Director's Influence on A Place in the Sun

Director's Influence on A Place in the Sun

The extent to which the direction of George Stevens makes A Place in the Sun one of the most essential Hollywood movies ever made is perhaps most explicitly revealed by the bizarre occurrence at the Academy Awards the year it received so many nominations. Stevens took home another gold statue for Best Director and yet—inexplicably—An American in Paris was named Best Picture. The logic here is beyond inexplicable, actually, yet the failure of Hollywood to name A Place in the Sun as Best Picture is entirely explicable.

Aesthetically, A Place in the Sun is perhaps perfect. If not absolutely, then very close. But it was the 1950’s and a film that would finish out the 20th century as the single most corrosive critique of American capitalism to ever be honored with any Oscar could certainly not be honored as the best of the year. In a way, handing that honor over to film set in Paris and with the American of the title in the Paris in the title—rather than a film based on the novel An American Tragedy—is inexplicable while being almost predictable. A Place in the Sun destroys the idea of American capitalism as the route to the American Dream with such precision that it may as well have been co-written by Marx. Or, at the very least, Thorstein Veblen.

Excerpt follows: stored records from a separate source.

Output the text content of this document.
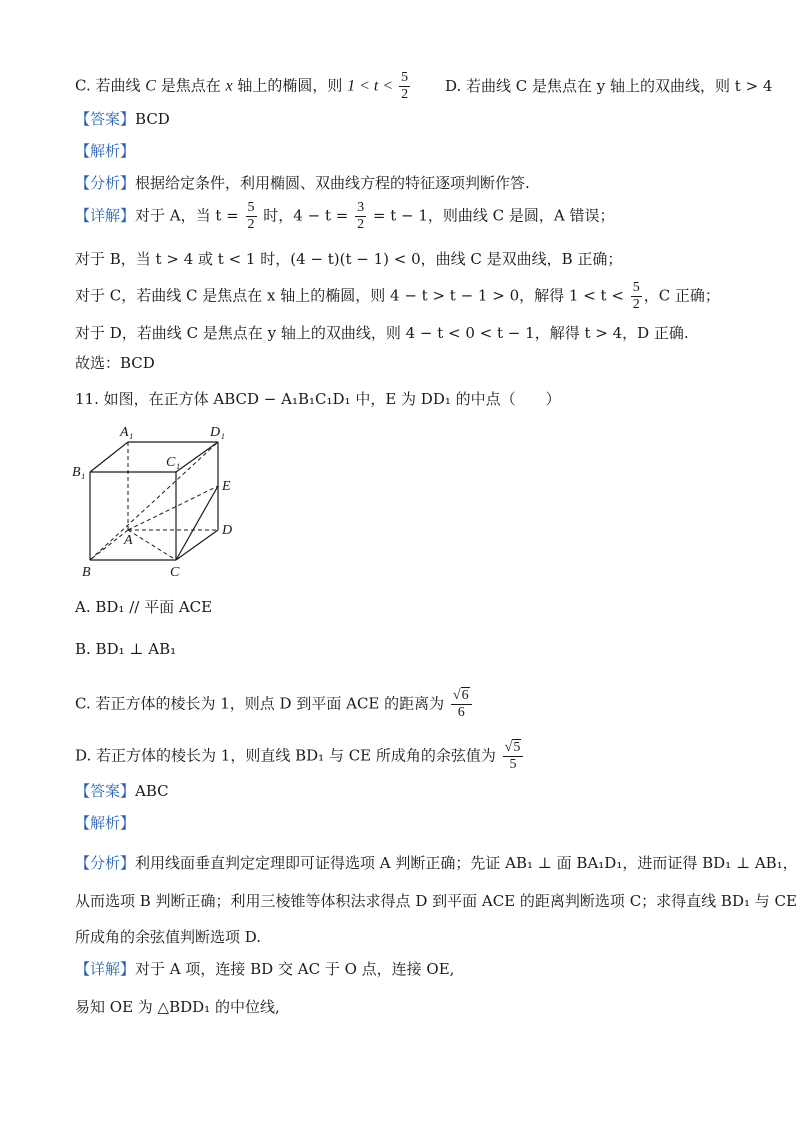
C. 若曲线 C 是焦点在 x 轴上的椭圆，则 $1 < t < \frac{5}{2} D$. 若曲线 C 是焦点在 y 轴上的双曲线，则 t > 4
【答案】BCD
【解析】
【分析】根据给定条件，利用椭圆、双曲线方程的特征逐项判断作答.
【详解】对于 A，当 $t = \frac{5}{2}$ 时，$4 - t = \frac{3}{2} = t - 1$，则曲线 C 是圆，A 错误；
对于 B，当 t > 4 或 t < 1 时，(4 − t)(t − 1) < 0，曲线 C 是双曲线，B 正确；
对于 C，若曲线 C 是焦点在 x 轴上的椭圆，则 4 − t > t − 1 > 0，解得 $1 < t < \frac{5}{2}$ ，C 正确；
对于 D，若曲线 C 是焦点在 y 轴上的双曲线，则 4 − t < 0 < t − 1，解得 t > 4，D 正确.
故选：BCD
11. 如图，在正方体 ABCD − A₁B₁C₁D₁ 中，E 为 DD₁ 的中点（　　）
A₁	D₁
B₁
C₁
E
A
D
B	C
A. BD₁ // 平面 ACE
B. BD₁ ⊥ AB₁
C. 若正方体的棱长为 1，则点 D 到平面 ACE 的距离为 $\frac{√6}{6}$
D. 若正方体的棱长为 1，则直线 BD₁ 与 CE 所成角的余弦值为 $\frac{√5}{5}$
【答案】ABC
【解析】
【分析】利用线面垂直判定定理即可证得选项 A 判断正确；先证 AB₁ ⊥ 面 BA₁D₁，进而证得 BD₁ ⊥ AB₁，
从而选项 B 判断正确；利用三棱锥等体积法求得点 D 到平面 ACE 的距离判断选项 C；求得直线 BD₁ 与 CE
所成角的余弦值判断选项 D.
【详解】对于 A 项，连接 BD 交 AC 于 O 点，连接 OE,
易知 OE 为 △BDD₁ 的中位线,
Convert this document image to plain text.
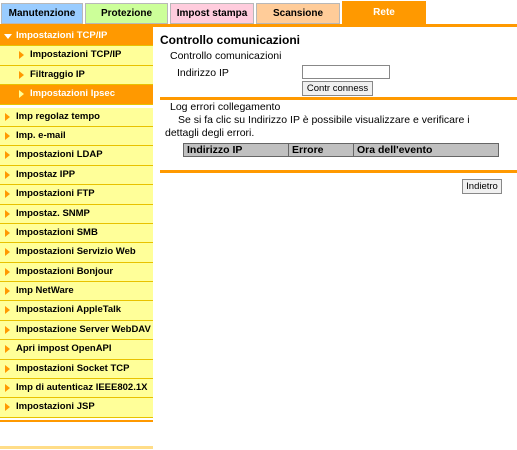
Manutenzione	Protezione	Impost stampa	Scansione	Rete
Impostazioni TCP/IP
Impostazioni TCP/IP
Filtraggio IP
Impostazioni Ipsec
Imp regolaz tempo
Imp. e-mail
Impostazioni LDAP
Impostaz IPP
Impostazioni FTP
Impostaz. SNMP
Impostazioni SMB
Impostazioni Servizio Web
Impostazioni Bonjour
Imp NetWare
Impostazioni AppleTalk
Impostazione Server WebDAV
Apri impost OpenAPI
Impostazioni Socket TCP
Imp di autenticaz IEEE802.1X
Impostazioni JSP
Controllo comunicazioni
Controllo comunicazioni
Indirizzo IP
Contr conness
Log errori collegamento
Se si fa clic su Indirizzo IP è possibile visualizzare e verificare i dettagli degli errori.
Indirizzo IP	Errore	Ora dell'evento
Indietro
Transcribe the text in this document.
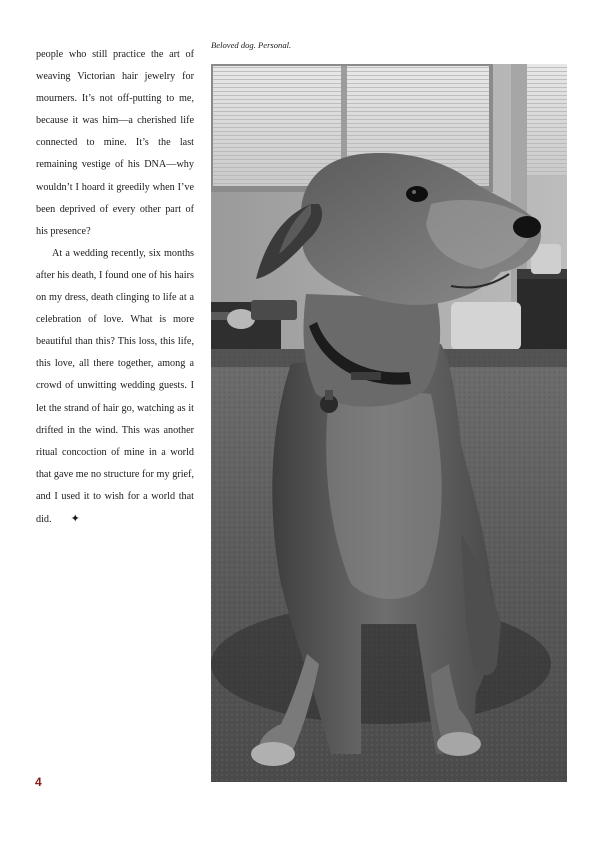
people who still practice the art of weaving Victorian hair jewelry for mourners. It’s not off-putting to me, because it was him—a cherished life connected to mine. It’s the last remaining vestige of his DNA—why wouldn’t I hoard it greedily when I’ve been deprived of every other part of his presence?

At a wedding recently, six months after his death, I found one of his hairs on my dress, death clinging to life at a celebration of love. What is more beautiful than this? This loss, this life, this love, all there together, among a crowd of unwitting wedding guests. I let the strand of hair go, watching as it drifted in the wind. This was another ritual concoction of mine in a world that gave me no structure for my grief, and I used it to wish for a world that did. ✦

Beloved dog. Personal.
4
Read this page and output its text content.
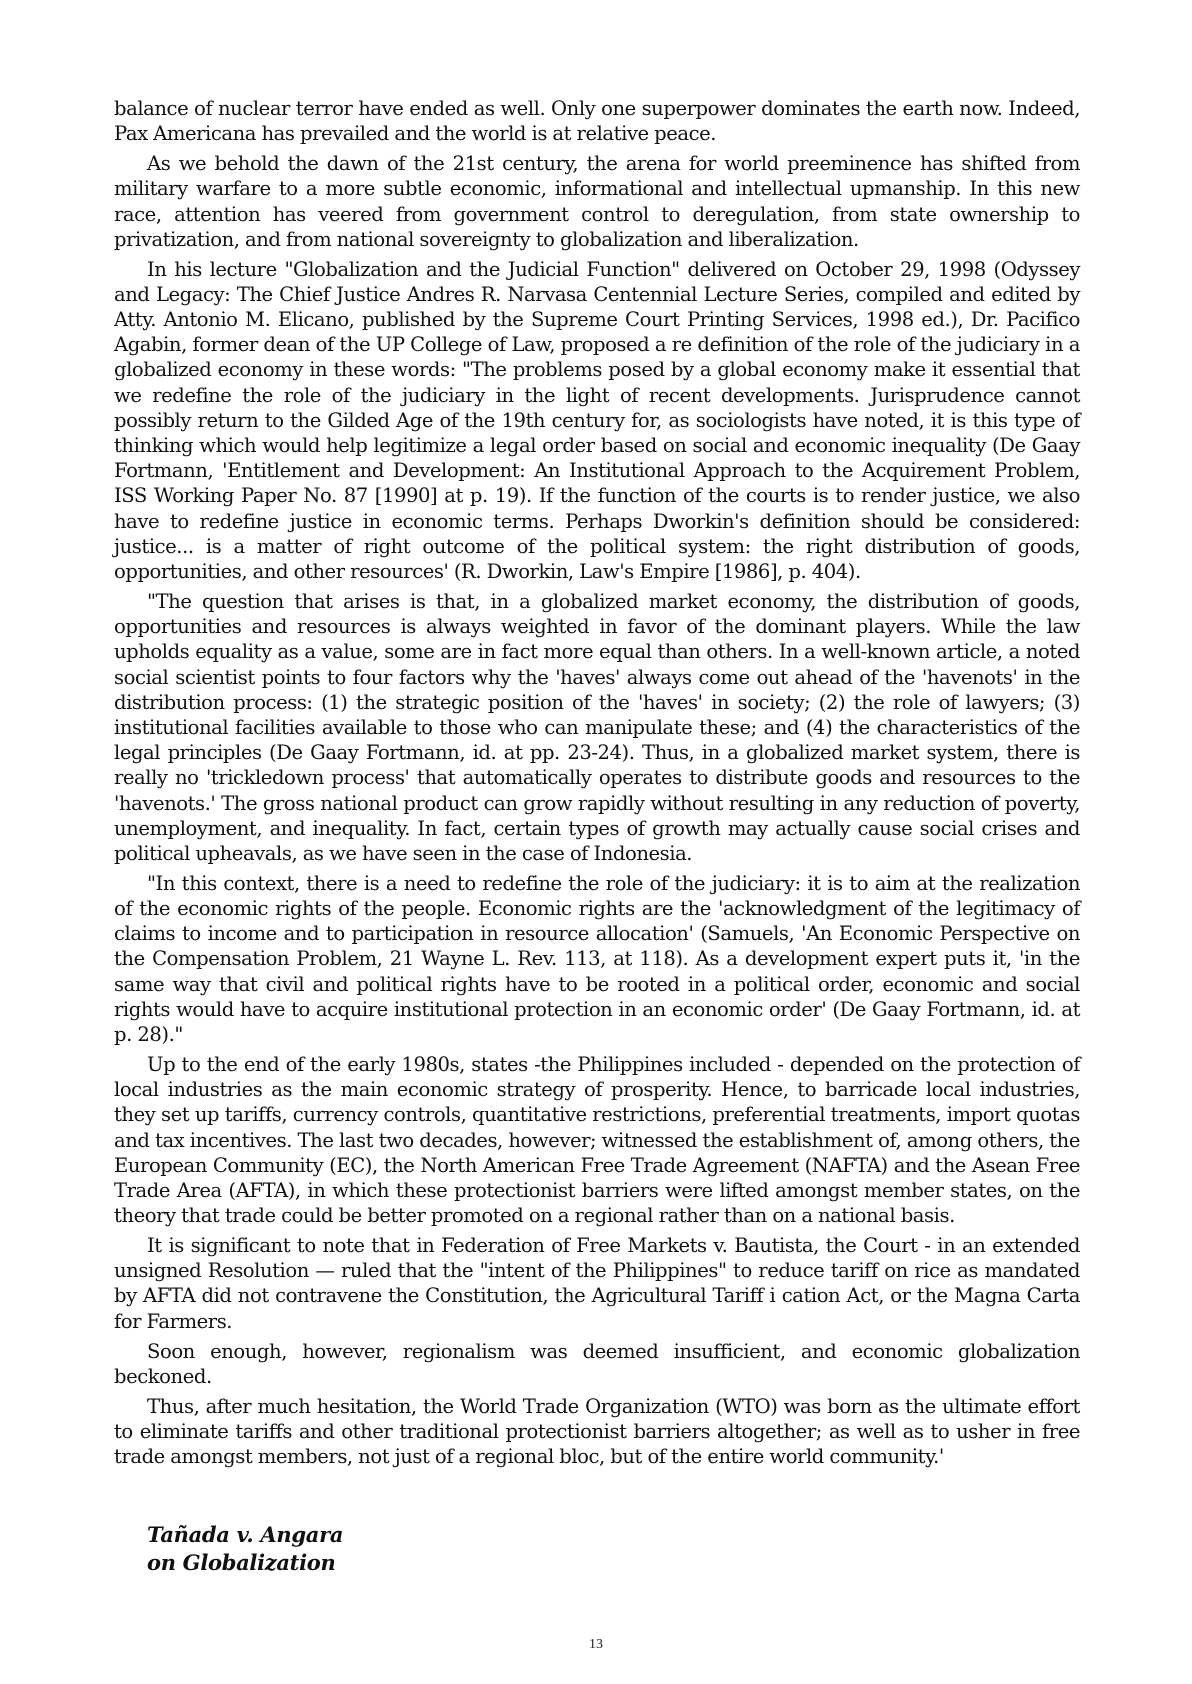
balance of nuclear terror have ended as well. Only one superpower dominates the earth now. Indeed, Pax Americana has prevailed and the world is at relative peace.

As we behold the dawn of the 21st century, the arena for world preeminence has shifted from military warfare to a more subtle economic, informational and intellectual upmanship. In this new race, attention has veered from government control to deregulation, from state ownership to privatization, and from national sovereignty to globalization and liberalization.

In his lecture "Globalization and the Judicial Function" delivered on October 29, 1998 (Odyssey and Legacy: The Chief Justice Andres R. Narvasa Centennial Lecture Series, compiled and edited by Atty. Antonio M. Elicano, published by the Supreme Court Printing Services, 1998 ed.), Dr. Pacifico Agabin, former dean of the UP College of Law, proposed a re definition of the role of the judiciary in a globalized economy in these words: "The problems posed by a global economy make it essential that we redefine the role of the judiciary in the light of recent developments. Jurisprudence cannot possibly return to the Gilded Age of the 19th century for, as sociologists have noted, it is this type of thinking which would help legitimize a legal order based on social and economic inequality (De Gaay Fortmann, 'Entitlement and Development: An Institutional Approach to the Acquirement Problem, ISS Working Paper No. 87 [1990] at p. 19). If the function of the courts is to render justice, we also have to redefine justice in economic terms. Perhaps Dworkin's definition should be considered: justice... is a matter of right outcome of the political system: the right distribution of goods, opportunities, and other resources' (R. Dworkin, Law's Empire [1986], p. 404).

"The question that arises is that, in a globalized market economy, the distribution of goods, opportunities and resources is always weighted in favor of the dominant players. While the law upholds equality as a value, some are in fact more equal than others. In a well-known article, a noted social scientist points to four factors why the 'haves' always come out ahead of the 'havenots' in the distribution process: (1) the strategic position of the 'haves' in society; (2) the role of lawyers; (3) institutional facilities available to those who can manipulate these; and (4) the characteristics of the legal principles (De Gaay Fortmann, id. at pp. 23-24). Thus, in a globalized market system, there is really no 'trickledown process' that automatically operates to distribute goods and resources to the 'havenots.' The gross national product can grow rapidly without resulting in any reduction of poverty, unemployment, and inequality. In fact, certain types of growth may actually cause social crises and political upheavals, as we have seen in the case of Indonesia.

"In this context, there is a need to redefine the role of the judiciary: it is to aim at the realization of the economic rights of the people. Economic rights are the 'acknowledgment of the legitimacy of claims to income and to participation in resource allocation' (Samuels, 'An Economic Perspective on the Compensation Problem, 21 Wayne L. Rev. 113, at 118). As a development expert puts it, 'in the same way that civil and political rights have to be rooted in a political order, economic and social rights would have to acquire institutional protection in an economic order' (De Gaay Fortmann, id. at p. 28)."

Up to the end of the early 1980s, states -the Philippines included - depended on the protection of local industries as the main economic strategy of prosperity. Hence, to barricade local industries, they set up tariffs, currency controls, quantitative restrictions, preferential treatments, import quotas and tax incentives. The last two decades, however; witnessed the establishment of, among others, the European Community (EC), the North American Free Trade Agreement (NAFTA) and the Asean Free Trade Area (AFTA), in which these protectionist barriers were lifted amongst member states, on the theory that trade could be better promoted on a regional rather than on a national basis.

It is significant to note that in Federation of Free Markets v. Bautista, the Court - in an extended unsigned Resolution — ruled that the "intent of the Philippines" to reduce tariff on rice as mandated by AFTA did not contravene the Constitution, the Agricultural Tariff i cation Act, or the Magna Carta for Farmers.

Soon enough, however, regionalism was deemed insufficient, and economic globalization beckoned.

Thus, after much hesitation, the World Trade Organization (WTO) was born as the ultimate effort to eliminate tariffs and other traditional protectionist barriers altogether; as well as to usher in free trade amongst members, not just of a regional bloc, but of the entire world community.'

Tañada v. Angara
on Globalization
13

And it is George Stevens who deserves the credit. Along with his screenwriters, cinematographer, actors, etc. The real irony here is that it was not Stevens alone who took home Oscar gold that night. The film’s screenwriters, editor, score composer, and even legendary costume designer Edith Gold also won. In other words, all those contributors except—amazingly—the actors were all recognized. It was a team effort, guys, but, hey, we’re still going to say the very best movie overall was a musical with absolutely nothing to say.

Stevens takes apart a very long and complex novel by Theodore Dreiser, distills it down to the essence over which he layers one of the greatest romances in Hollywood history and through the subtlety of his direction and editing makes literally almost every scene come across as a powerful critique of how capitalism creates tragedy for most Americans. The portrait of George Eastman’s downfall begins with what is surely one of the most ironic juxtapositions in film history: poor George hitchhiking in front of a billboard for his rich uncle’s company as Angela Vickers speeds by in a sleek little convertible only to immediately be forced to accept a ride from a kind driver in one of the junkiest vehicles ever seen on screen.

The genius of George Stevens has been more powerfully demonstrated. In less than a minute, everything that is to follow has been foreshadowed. George’s abstract dreams of joining the American wealthy elite are doomed not just to failure, but abject failure. Not through any fault of his own, but because that is how the system has been designed and maintained.